Anti-drug conjugate (ADC) is an antibody that binds to cytotoxic drugs and targets cytotoxic drugs to tumors through the targeting of antibodies, thereby reducing the non-specific systemic toxicity of drugs commonly found in chemotherapy. The study of antibody-drug conjugate (ADC) can date back to 1980s.
A successful antibody drug conjugate drug includes four main parts: a suitable target (tumor antigen), a highly specific antibody, an ideal linker, and a highly cytotoxic drug.
Firgure. The model of ADC action
- The basis for target selection
Nowadays, ADC drugs are mainly used for anti-tumor. When selecting a target, the ideal target antigen should be overexpressed on the surface of tumor cells, but no expression or very low expression in normal tissues. Moreover, when the antibody and the target are aggregated in the ADC drug, it can be effectively internalized, and the drug is released into the cell to kill the target cell.
- Antibody specificity, affinity, and pharmacokinetics
The high affinity of the antibody and the target antigen is the core of the effective targeting of the ADC. It is generally believed that the affinity index KD 10 nM is a basic requirement for the antibody. On the basis of this, antibodies that are low in immunogenicity, long in half-life, and stable in blood are screened.
- Selection and intracellular drug release
The ideal linker can maintain stability in the blood and effectively release the drug in the target cells. The commonly used Linkers can be divided into two categories: cleavable linkers and non-cleavable linkers. The current study found that seven B cell receptors (CD19, CD20, CD21, CD22, CD79b, and CD180) have effective effects by cleavable linkers. In contrast, when non-cleavable linkers are used, only CD22 and CD79b antigens can bind to the antibody, effectively transport ADC to lysosomes, and release the drug to kill target cells. Therefore, when choosing which linker to be uses, the nature of the target should be considered.
- Selection of cytotoxic drugs
Since the antibody enters the body and can effectively enter the tumor site by about 0.003–0.08% of the total amount, it is necessary to have a highly effective and highly sensitive killing effect on the target cells (free drug IC50: 10-1 1–10-9M). ). There are two main types of commonly used drugs at present – microtubule inhibitors and DNA-damaging agents.
ADC development trend
- Site-specific conjugation
At present, the most advanced ADC drugs are using traditional no-specific conjugation. The biggest disadvantage is that the product obtained is a mixture of different drug molecules per antibody. Site-specific conjugated drugs, and more importantly, uniform data (eg, PK) for clinical evaluation is difficult to obtain. In oder to solve these shortcomings, site specific conjugation technology has become a hot spot for major companies. Using site specific conjugation techniques, the same number of drug molecules can be carried on each antibody to obtain a uniform ADC drug. It is conducive to pharmacodynamic research and evaluation. And in the clinical can get more stable and effective results. Among them, A mbrx’s Unatural Amino acid (pAcPhe) technology has more applications and promotion prospects.
- Multivalent ADC drugs
The development of antibody drugs and vaccines has progressed from monovalent drugs to multivalent drugs. ADC might also follow this development process, that is, to link several small molecules that are synergistic with each other in the same antibody to improve the drug’s efficacy. This requires a more sophisticated conjugation technology, to integrate two or more technologies. But now, the site-specific technology, excessively pursuits the coupling of a specific molecules at a specific site and neglects the diversity of coupling.

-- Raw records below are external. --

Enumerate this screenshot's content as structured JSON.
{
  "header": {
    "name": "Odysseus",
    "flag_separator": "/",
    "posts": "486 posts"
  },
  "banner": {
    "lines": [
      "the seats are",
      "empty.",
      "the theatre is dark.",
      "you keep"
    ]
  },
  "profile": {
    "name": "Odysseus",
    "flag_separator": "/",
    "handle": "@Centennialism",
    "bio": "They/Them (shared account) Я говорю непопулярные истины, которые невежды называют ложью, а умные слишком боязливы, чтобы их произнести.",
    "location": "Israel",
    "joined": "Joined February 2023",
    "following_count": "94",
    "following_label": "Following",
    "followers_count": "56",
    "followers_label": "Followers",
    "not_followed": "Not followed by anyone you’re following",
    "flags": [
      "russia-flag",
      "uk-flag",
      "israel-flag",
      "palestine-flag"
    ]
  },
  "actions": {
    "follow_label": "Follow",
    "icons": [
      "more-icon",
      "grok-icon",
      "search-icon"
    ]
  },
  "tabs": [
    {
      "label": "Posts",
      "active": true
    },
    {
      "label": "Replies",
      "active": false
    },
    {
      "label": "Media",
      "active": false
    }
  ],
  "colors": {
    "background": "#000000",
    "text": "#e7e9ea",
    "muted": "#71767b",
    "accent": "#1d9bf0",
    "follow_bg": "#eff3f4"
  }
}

Practical and traditional techniques for multivalent coupling of drugs require simultaneous coupling of multiple drugs on one antibody. In this case, the singularity of the antibody itself to modify the linking group will result in a mixed product, and there is no guarantee that each antibody carries a different drug at the same time.

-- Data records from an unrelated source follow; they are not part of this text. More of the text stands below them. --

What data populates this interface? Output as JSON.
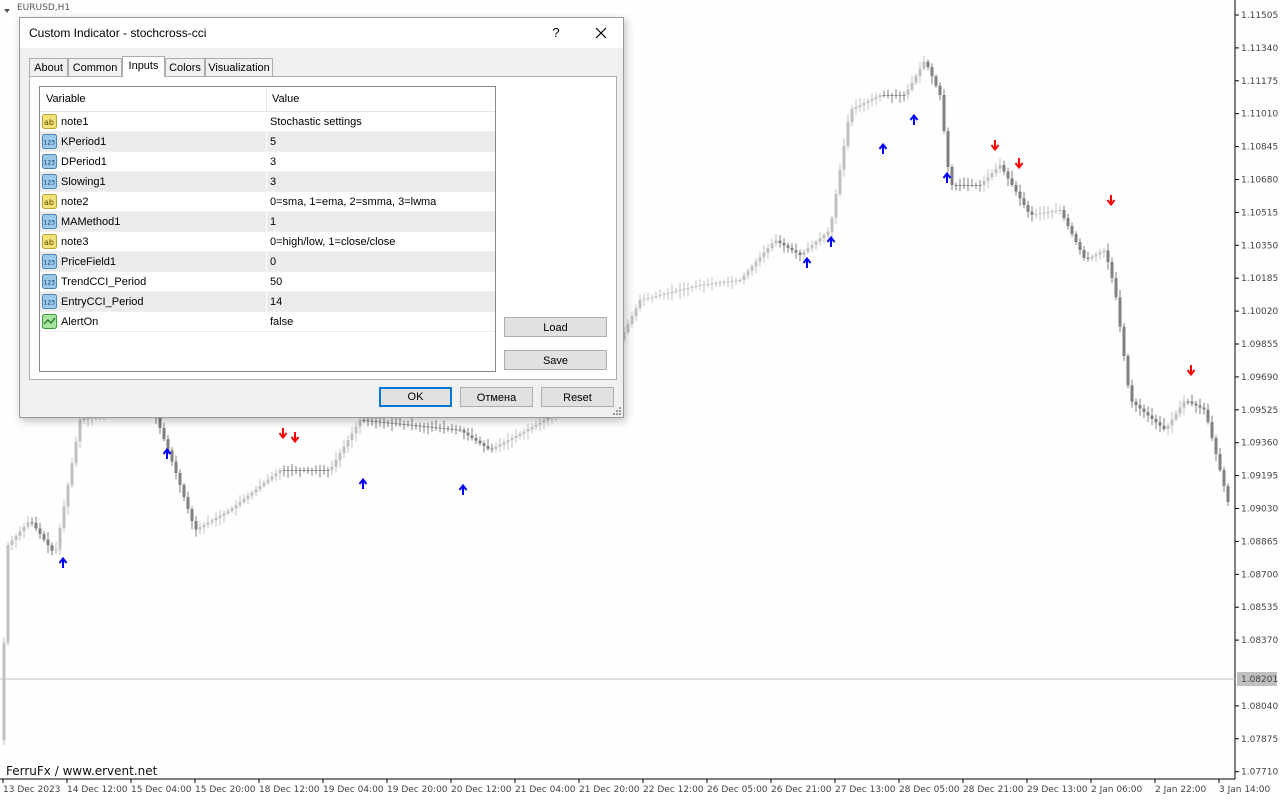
{
  "chart": {
    "symbol_label": "EURUSD,H1",
    "watermark": "FerruFx / www.ervent.net",
    "current_price": "1.08201",
    "price_labels": [
      "1.11505",
      "1.11340",
      "1.11175",
      "1.11010",
      "1.10845",
      "1.10680",
      "1.10515",
      "1.10350",
      "1.10185",
      "1.10020",
      "1.09855",
      "1.09690",
      "1.09525",
      "1.09360",
      "1.09195",
      "1.09030",
      "1.08865",
      "1.08700",
      "1.08535",
      "1.08370",
      "1.08040",
      "1.07875",
      "1.07710"
    ],
    "time_labels": [
      "13 Dec 2023",
      "14 Dec 12:00",
      "15 Dec 04:00",
      "15 Dec 20:00",
      "18 Dec 12:00",
      "19 Dec 04:00",
      "19 Dec 20:00",
      "20 Dec 12:00",
      "21 Dec 04:00",
      "21 Dec 20:00",
      "22 Dec 12:00",
      "26 Dec 05:00",
      "26 Dec 21:00",
      "27 Dec 13:00",
      "28 Dec 05:00",
      "28 Dec 21:00",
      "29 Dec 13:00",
      "2 Jan 06:00",
      "2 Jan 22:00",
      "3 Jan 14:00"
    ],
    "colors": {
      "background": "#fefefe",
      "up_candle": "#c0c0c0",
      "down_candle": "#808080",
      "buy_arrow": "#0000ff",
      "sell_arrow": "#ff0000",
      "bid_line": "#c0c0c0"
    },
    "buy_arrow_icon": "arrow-up-icon",
    "sell_arrow_icon": "arrow-down-icon"
  },
  "dialog": {
    "title": "Custom Indicator - stochcross-cci",
    "help_label": "?",
    "close_icon": "close-icon",
    "tabs": [
      "About",
      "Common",
      "Inputs",
      "Colors",
      "Visualization"
    ],
    "active_tab": "Inputs",
    "columns": {
      "variable": "Variable",
      "value": "Value"
    },
    "rows": [
      {
        "type": "ab",
        "name": "note1",
        "value": "Stochastic settings"
      },
      {
        "type": "123",
        "name": "KPeriod1",
        "value": "5"
      },
      {
        "type": "123",
        "name": "DPeriod1",
        "value": "3"
      },
      {
        "type": "123",
        "name": "Slowing1",
        "value": "3"
      },
      {
        "type": "ab",
        "name": "note2",
        "value": "0=sma, 1=ema, 2=smma, 3=lwma"
      },
      {
        "type": "123",
        "name": "MAMethod1",
        "value": "1"
      },
      {
        "type": "ab",
        "name": "note3",
        "value": "0=high/low, 1=close/close"
      },
      {
        "type": "123",
        "name": "PriceField1",
        "value": "0"
      },
      {
        "type": "123",
        "name": "TrendCCI_Period",
        "value": "50"
      },
      {
        "type": "123",
        "name": "EntryCCI_Period",
        "value": "14"
      },
      {
        "type": "bool",
        "name": "AlertOn",
        "value": "false"
      }
    ],
    "buttons": {
      "load": "Load",
      "save": "Save",
      "ok": "OK",
      "cancel": "Отмена",
      "reset": "Reset"
    }
  }
}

This problem can be solved by Site-specific techniques. When performing Site-specific modification, a variety of different coupling groups can be designed, which can use a group to carry out drug couples for the linker with the corresponding group.
Monoclonal antibodies and their conjugates are macromolecular substances. Large drug molecules are difficult to penetrate deep into the solid tumor through the capillary endothelium and through the extracellular space of the tumor. The use of antibody fragments, such as Fab, to prepare conjugates with lower molecular weight, may increase the permeability to the extracellular space and increase the amount of drug reaching deep tumor cells. “Small size or moderate miniaturization is an important way to develop ADC drugs.”